A swami's insights into success

Ramakrishna Monastic order

The undergraduate years are the time when many students explore their interests and nourish their intellectual curiosity. For Swami Sarvadevananda, they’re also a time to ask some crucial questions.

“What is your purpose in life? To receive a degree, and then to find a good job? Is that all?” the Swami asked students Monday night during a dinner lecture at the Athenaeum. “You were born to do great things, to bring out what is dormant inside of you.”

swami-sarvadevanandaA monk of the Ramakrishna Order of India (see picture, above), Swami Sarvadevananda provided the gathering of students, faculty, and community members with a perspective on Vedanta --  the wisdom of Hinduism’s ancient Vedic texts — that encouraged audience members to examine their own pursuits and goals.

“Why are you here?” he asked. “All of us can become like Christ, or like the Buddha. We must bring out the potential that is in all of us.”

Over the years the swami has lectured widely on this message of potentiality before receptive audiences at schools, colleges, and other organizations across the U.S. on behalf of the Vedanta Society.

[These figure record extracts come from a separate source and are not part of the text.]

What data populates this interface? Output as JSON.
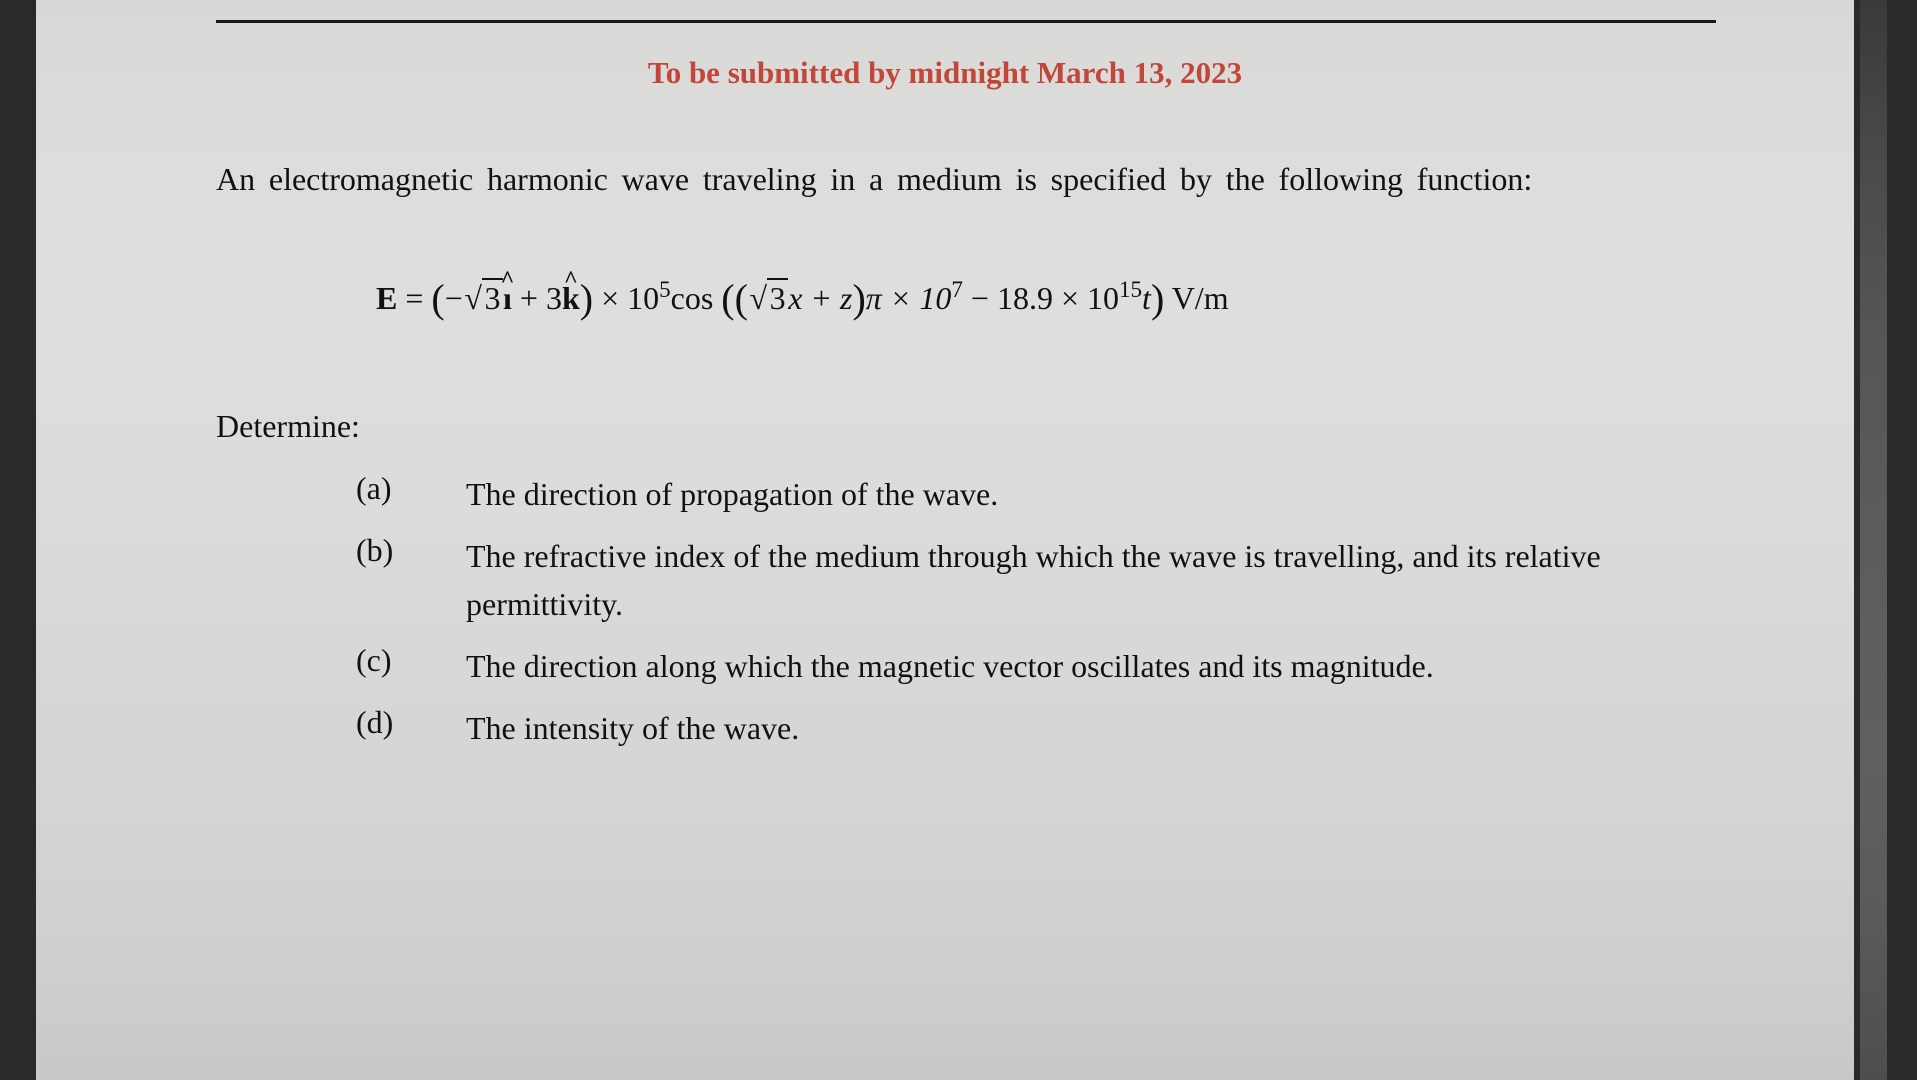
{
  "headline": "To be submitted by midnight March 13, 2023",
  "intro": "An electromagnetic harmonic wave traveling in a medium is specified by the following function:",
  "equation": {
    "lhs": "E",
    "eq": " = ",
    "open1": "(",
    "neg": "−",
    "sqrt3a": "3",
    "i": "î",
    "plus1": " + 3",
    "k": "k̂",
    "close1": ")",
    "times1": " × 10",
    "exp5": "5",
    "cos": "cos ",
    "bigopen": "(",
    "open2": "(",
    "sqrt3b": "3",
    "xz": "x + z",
    "close2": ")",
    "pi": "π × 10",
    "exp7": "7",
    "minus": " − 18.9 × 10",
    "exp15": "15",
    "t": "t",
    "bigclose": ")",
    "units": " V/m"
  },
  "determine": "Determine:",
  "items": [
    {
      "label": "(a)",
      "text": "The direction of propagation of the wave."
    },
    {
      "label": "(b)",
      "text": "The refractive index of the medium through which the wave is travelling, and its relative permittivity."
    },
    {
      "label": "(c)",
      "text": "The direction along which the magnetic vector oscillates and its magnitude."
    },
    {
      "label": "(d)",
      "text": "The intensity of the wave."
    }
  ],
  "colors": {
    "headline": "#c2463a",
    "text": "#111111",
    "rule": "#1a1a1a",
    "paper": "#dcdcda",
    "frame": "#2a2a2c"
  }
}
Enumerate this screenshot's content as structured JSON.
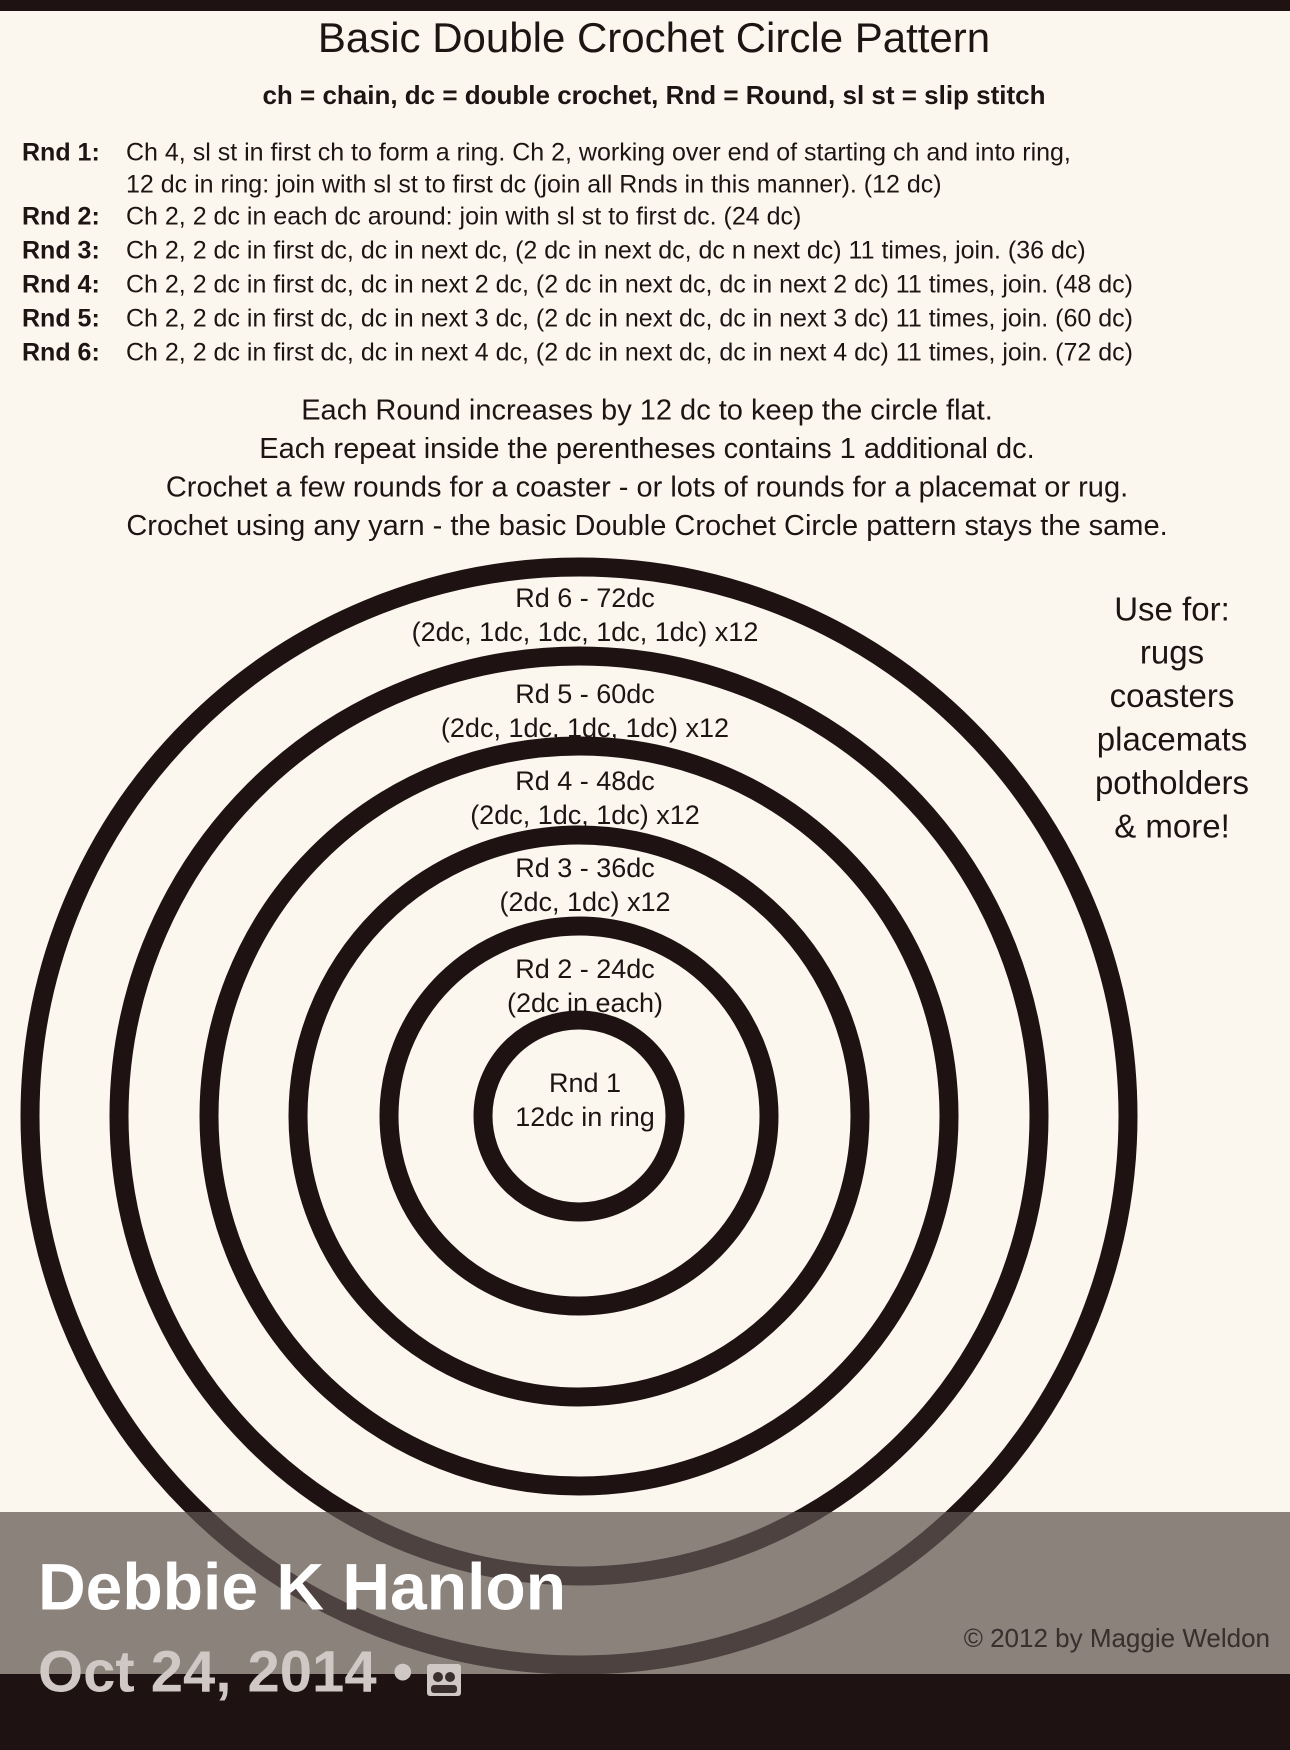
{
  "header": {
    "title": "Basic Double Crochet Circle Pattern",
    "abbreviations": "ch = chain, dc = double crochet, Rnd = Round, sl st = slip stitch"
  },
  "rounds": [
    {
      "label": "Rnd 1:",
      "lines": [
        "Ch 4, sl st in first ch to form a ring.  Ch 2, working over end of starting ch and into ring,",
        "12 dc in ring: join with sl st to first dc (join all Rnds in this manner).  (12 dc)"
      ]
    },
    {
      "label": "Rnd 2:",
      "lines": [
        "Ch 2, 2 dc in each dc around: join with sl st to first dc.  (24 dc)"
      ]
    },
    {
      "label": "Rnd 3:",
      "lines": [
        "Ch 2, 2 dc in first dc, dc in next dc, (2 dc in next dc, dc n next dc) 11 times, join.  (36 dc)"
      ]
    },
    {
      "label": "Rnd 4:",
      "lines": [
        "Ch 2, 2 dc in first dc, dc in next 2 dc, (2 dc in next dc, dc in next 2 dc) 11 times, join.  (48 dc)"
      ]
    },
    {
      "label": "Rnd 5:",
      "lines": [
        "Ch 2, 2 dc in first dc, dc in next 3 dc, (2 dc in next dc, dc in next 3 dc) 11 times, join.  (60 dc)"
      ]
    },
    {
      "label": "Rnd 6:",
      "lines": [
        "Ch 2, 2 dc in first dc, dc in next 4 dc, (2 dc in next dc, dc in next 4 dc) 11 times, join.  (72 dc)"
      ]
    }
  ],
  "notes": [
    "Each Round increases by 12 dc to keep the circle flat.",
    "Each repeat inside the perentheses contains 1 additional dc.",
    "Crochet a few rounds for a coaster - or lots of rounds for a placemat or rug.",
    "Crochet using any yarn - the basic Double Crochet Circle pattern stays the same."
  ],
  "diagram": {
    "rings": [
      {
        "title": "Rd 6 - 72dc",
        "detail": "(2dc, 1dc, 1dc, 1dc, 1dc) x12"
      },
      {
        "title": "Rd 5 - 60dc",
        "detail": "(2dc, 1dc, 1dc, 1dc) x12"
      },
      {
        "title": "Rd 4 - 48dc",
        "detail": "(2dc, 1dc, 1dc) x12"
      },
      {
        "title": "Rd 3 - 36dc",
        "detail": "(2dc, 1dc) x12"
      },
      {
        "title": "Rd 2 - 24dc",
        "detail": "(2dc in each)"
      },
      {
        "title": "Rnd 1",
        "detail": "12dc in ring"
      }
    ]
  },
  "uses": {
    "heading": "Use for:",
    "items": [
      "rugs",
      "coasters",
      "placemats",
      "potholders",
      "& more!"
    ]
  },
  "copyright": "© 2012 by Maggie Weldon",
  "post": {
    "author": "Debbie K Hanlon",
    "date": "Oct 24, 2014 •"
  }
}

Last year, he became Minister and Head of the Vedanta Society of Southern California, which he has served since 1993.

The swami found a similarly receptive audience at CMC, which provides students with coursework on Eastern philosophy through the Religious Studies Department and an opportunity to visit India during a three-week seminar, “Contemporary Religious Leadership in India,” which launched earlier this year (for more information, click here).

Swami Sarvadevananda’s talk ranged from our flaws and weaknesses (“we are holy, divine, but we are not aware of it”) to the power of compassion (“when you feel sympathy for others, your heart expands”) to a source of happiness and peace more lasting than financial security — the control of one’s mind.

“Our minds are the major factor in our happiness,” he explained. “When we learn true concentration, when the mind becomes cooperative and stops being distracted by others, the light becomes very joyful.”

Another speaker with a distinctly Eastern perspective will visit the Athenaeum later this month, Buddhist monk Ajahn Jayasaro, who will present a talk titled “The Role of Religion: Apolitical but not Apathetic” on October 25.